Wo soll man anfangen, wenn man über Chick Corea schreibt? Er war im wahrsten Wortsinn ein Jahrhundertkünstler, auch wenn sich der kleine Mann mit dem Schnauzbart und den munteren Mausaugen nie in den Vordergrund gedrängt hat. Die kürzlich erschienene Compilation „The Montreux Years“ (BMG/Warner) enthält insgesamt acht Tracks des im Februar letzten Jahres verstorbenen Pianisten, die zwischen 1988 und 2010 bei Auftritten auf dem berühmten Jazzfestival aufgenommen wurden. Doch seine Jahrzehnte währende Gipfelwanderung begann schon viel früher.
Bereits mit seinen ersten beiden Alben „Tones For Joan’s Bones“ und „Now He Sings, Now He Sobs“ (beide 1968) versetzte Armando Anthony „Chick“ Corea, damals gerade Mitte zwanzig, seine Hörerschaft in helle Aufregung. Denn egal, ob er Standards oder Eigenkompositionen spielte, seine Tastenerzählungen schienen von einem anderen Planeten zu stammen als das, was man sonst im Jazz hörte. Das mag wohl auch Miles Davis bewogen haben, den Fingerflitzer als Ersatz für Herbie Hancock in seine Band zu holen. An der Transformation seines akustischen Quintetts in die stilprägendste Band des elektrischen Jazz hatte Corea entscheidenden Anteil, und seine Cluster auf dem E-Piano gruben sich ins kollektive kulturelle Gedächtnis ein. Zur selben Zeit wirkte er aber u. a. mit dem Multiinstrumentalisten Anthony Braxton auch in Gruppierungen mit wesentlich avantgardistischeren Ansätzen mit.
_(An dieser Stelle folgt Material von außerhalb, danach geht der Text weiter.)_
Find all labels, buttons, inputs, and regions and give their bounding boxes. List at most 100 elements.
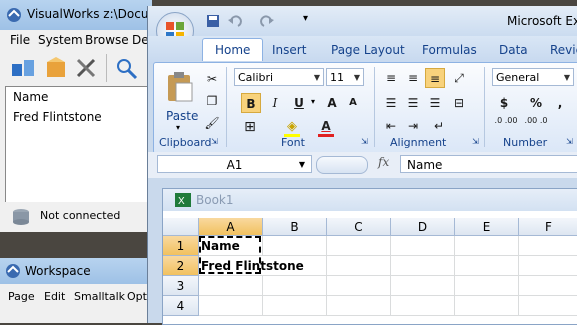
cell-D2[interactable]	[391, 256, 455, 276]
inspect-icon[interactable]	[114, 56, 140, 80]
comma-button[interactable]: ,	[550, 93, 570, 113]
cell-A1[interactable]: Name	[199, 236, 263, 256]
cell-D4[interactable]	[391, 296, 455, 316]
class-browser-icon[interactable]	[10, 56, 38, 80]
tab-data[interactable]: Data	[499, 43, 528, 57]
increase-decimal-button[interactable]: .0 .00	[492, 116, 520, 136]
cell-C2[interactable]	[327, 256, 391, 276]
decrease-indent-icon[interactable]: ⇤	[381, 116, 401, 136]
menu-browse[interactable]: Browse	[85, 33, 129, 47]
cell-A3[interactable]	[199, 276, 263, 296]
percent-button[interactable]: %	[526, 93, 546, 113]
cell-F2[interactable]	[519, 256, 577, 276]
cell-E4[interactable]	[455, 296, 519, 316]
row-header-3[interactable]: 3	[163, 276, 199, 296]
currency-button[interactable]: $	[494, 93, 514, 113]
cell-C3[interactable]	[327, 276, 391, 296]
excel-titlebar[interactable]: ▾ Microsoft Excel	[148, 6, 577, 50]
font-name-select[interactable]: Calibri ▼	[234, 68, 324, 86]
bold-button[interactable]: B	[241, 93, 261, 113]
quick-access-customize-icon[interactable]: ▾	[303, 13, 308, 24]
cell-E3[interactable]	[455, 276, 519, 296]
name-box[interactable]: A1 ▼	[157, 155, 312, 173]
list-item[interactable]: Fred Flintstone	[13, 110, 102, 124]
tab-formulas[interactable]: Formulas	[422, 43, 477, 57]
cut-icon[interactable]: ✂	[202, 69, 222, 89]
visualworks-titlebar[interactable]: VisualWorks z:\Documents	[0, 0, 186, 30]
cell-F4[interactable]	[519, 296, 577, 316]
tools-icon[interactable]	[74, 56, 100, 80]
cell-B2[interactable]	[263, 256, 327, 276]
align-center-icon[interactable]: ☰	[403, 93, 423, 113]
font-launcher-icon[interactable]: ⇲	[361, 137, 368, 146]
formula-input[interactable]: Name	[400, 155, 577, 173]
workspace-titlebar[interactable]: Workspace	[0, 258, 152, 284]
redo-icon[interactable]	[258, 14, 280, 28]
underline-button[interactable]: U	[289, 93, 309, 113]
row-header-4[interactable]: 4	[163, 296, 199, 316]
borders-icon[interactable]: ⊞	[240, 117, 260, 137]
menu-smalltalk[interactable]: Smalltalk	[74, 290, 125, 303]
select-all-button[interactable]	[163, 218, 199, 236]
format-painter-icon[interactable]: 🖌	[202, 113, 222, 133]
visualworks-list[interactable]: Name Fred Flintstone	[5, 86, 154, 204]
font-color-icon[interactable]: A	[316, 116, 336, 136]
cell-A2[interactable]: Fred Flintstone	[199, 256, 304, 276]
menu-edit[interactable]: Edit	[44, 290, 65, 303]
align-right-icon[interactable]: ☰	[425, 93, 445, 113]
cell-D1[interactable]	[391, 236, 455, 256]
menu-page[interactable]: Page	[8, 290, 35, 303]
tab-home[interactable]: Home	[202, 38, 264, 61]
paste-button[interactable]: Paste	[166, 109, 198, 123]
cell-C1[interactable]	[327, 236, 391, 256]
workbook-titlebar[interactable]: X Book1	[163, 189, 577, 211]
menu-file[interactable]: File	[10, 33, 30, 47]
align-top-icon[interactable]: ≡	[381, 68, 401, 88]
column-header-F[interactable]: F	[519, 218, 577, 236]
merge-center-icon[interactable]: ⊟	[449, 93, 469, 113]
clipboard-launcher-icon[interactable]: ⇲	[211, 137, 218, 146]
cell-A4[interactable]	[199, 296, 263, 316]
orientation-icon[interactable]: ⤢	[449, 68, 469, 88]
alignment-launcher-icon[interactable]: ⇲	[472, 137, 479, 146]
cell-D3[interactable]	[391, 276, 455, 296]
align-left-icon[interactable]: ☰	[381, 93, 401, 113]
save-icon[interactable]	[206, 14, 220, 28]
tab-insert[interactable]: Insert	[272, 43, 306, 57]
tab-page-layout[interactable]: Page Layout	[331, 43, 405, 57]
formula-bar-handle[interactable]	[316, 156, 368, 174]
column-header-A[interactable]: A	[199, 218, 263, 236]
list-item[interactable]: Name	[13, 90, 48, 104]
cell-F1[interactable]	[519, 236, 577, 256]
cell-B1[interactable]	[263, 236, 327, 256]
align-bottom-icon[interactable]: ≡	[425, 68, 445, 88]
cell-F3[interactable]	[519, 276, 577, 296]
paste-dropdown-icon[interactable]: ▾	[176, 123, 180, 132]
number-launcher-icon[interactable]: ⇲	[566, 137, 573, 146]
cell-B4[interactable]	[263, 296, 327, 316]
italic-button[interactable]: I	[265, 93, 285, 113]
underline-dropdown-icon[interactable]: ▾	[311, 97, 315, 106]
align-middle-icon[interactable]: ≡	[403, 68, 423, 88]
row-header-1[interactable]: 1	[163, 236, 199, 256]
grow-font-button[interactable]: A	[322, 93, 342, 113]
cell-E2[interactable]	[455, 256, 519, 276]
shrink-font-button[interactable]: A	[343, 93, 363, 113]
cell-E1[interactable]	[455, 236, 519, 256]
wrap-text-icon[interactable]: ↵	[429, 116, 449, 136]
increase-indent-icon[interactable]: ⇥	[403, 116, 423, 136]
cell-B3[interactable]	[263, 276, 327, 296]
column-header-E[interactable]: E	[455, 218, 519, 236]
column-header-B[interactable]: B	[263, 218, 327, 236]
undo-icon[interactable]	[228, 14, 250, 28]
number-format-select[interactable]: General ▼	[492, 68, 574, 86]
paste-icon[interactable]	[166, 71, 194, 103]
menu-system[interactable]: System	[38, 33, 83, 47]
column-header-D[interactable]: D	[391, 218, 455, 236]
decrease-decimal-button[interactable]: .00 .0	[522, 116, 550, 136]
row-header-2[interactable]: 2	[163, 256, 199, 276]
font-size-select[interactable]: 11 ▼	[326, 68, 364, 86]
tab-review[interactable]: Review	[550, 43, 577, 57]
insert-function-icon[interactable]: fx	[378, 155, 398, 173]
cell-C4[interactable]	[327, 296, 391, 316]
Zwischen Electric Jazz und Avantgarde
Mindestens bis Mitte der 1980er-Jahre sollten diese beiden Pole Chick Coreas Spiel charakterisieren. Anfang der 70er bildeten sich um ihn verschiedene Formationen, die ihn ein Leben lang begleiteten. Da war sein Duo mit dem Vibrafonisten Gary Burton, auch er schon vor Miles Davis ein Pionier des Electric Jazz. Zwar spielten die beiden gemeinsam immer nur akustisch, gleichwohl waren ihre Dialoge stets farbenprächtig und elektrisierend. Mit subtilem Humor tanzten sie über ihre Tasten und Plättchen, wie man auf mehreren ECM-Alben hören kann. Ein Fest für Pianogourmets waren zudem Coreas Duoauftritte mit Herbie Hancock.
Noch viel spektakulärer aber war die Formation Return To Forever. Auf ihren ersten beiden Alben „Return To Forever“ (1972) und „Light As A Feather“ (1973) vereinte die Band Elemente aus Kammermusik, Latin Jazz und Jazzrock. Kurz nach der Aufnahme ihres Debüts wirkten vier der fünf Musiker auch am Album „Captain Marvel“ des Saxofonisten Stan Getz mit, das daher ebenfalls von Latin-Jazz- und Jazzrocksound geprägt ist. Die für beide Alben eingespielten Stücke „Crystal Silence“ und „La Fiesta“ wurden zu Klassikern.
Doch Corea ruhte sich nicht auf Erreichtem aus, sondern schaute sich weiter in der musikalischen Welt um. Gruppen wie Yes, King Crimson und Genesis hatten es ihm angetan: Diesen Sound wollte er auch in seine Musik tragen. Mit dem noch blutjungen Gitarristen Al Di Meola, Bassist Stanley Clarke und Drummer Lenny White zelebrierte er ab 1974 einen Progjazz, der weit über Jazzkreise hinaus Gehör fand. Leider stockte er Return To Forever 1977 jedoch zur Big Band auf, was den Sound der Gruppe erheblich verwässerte.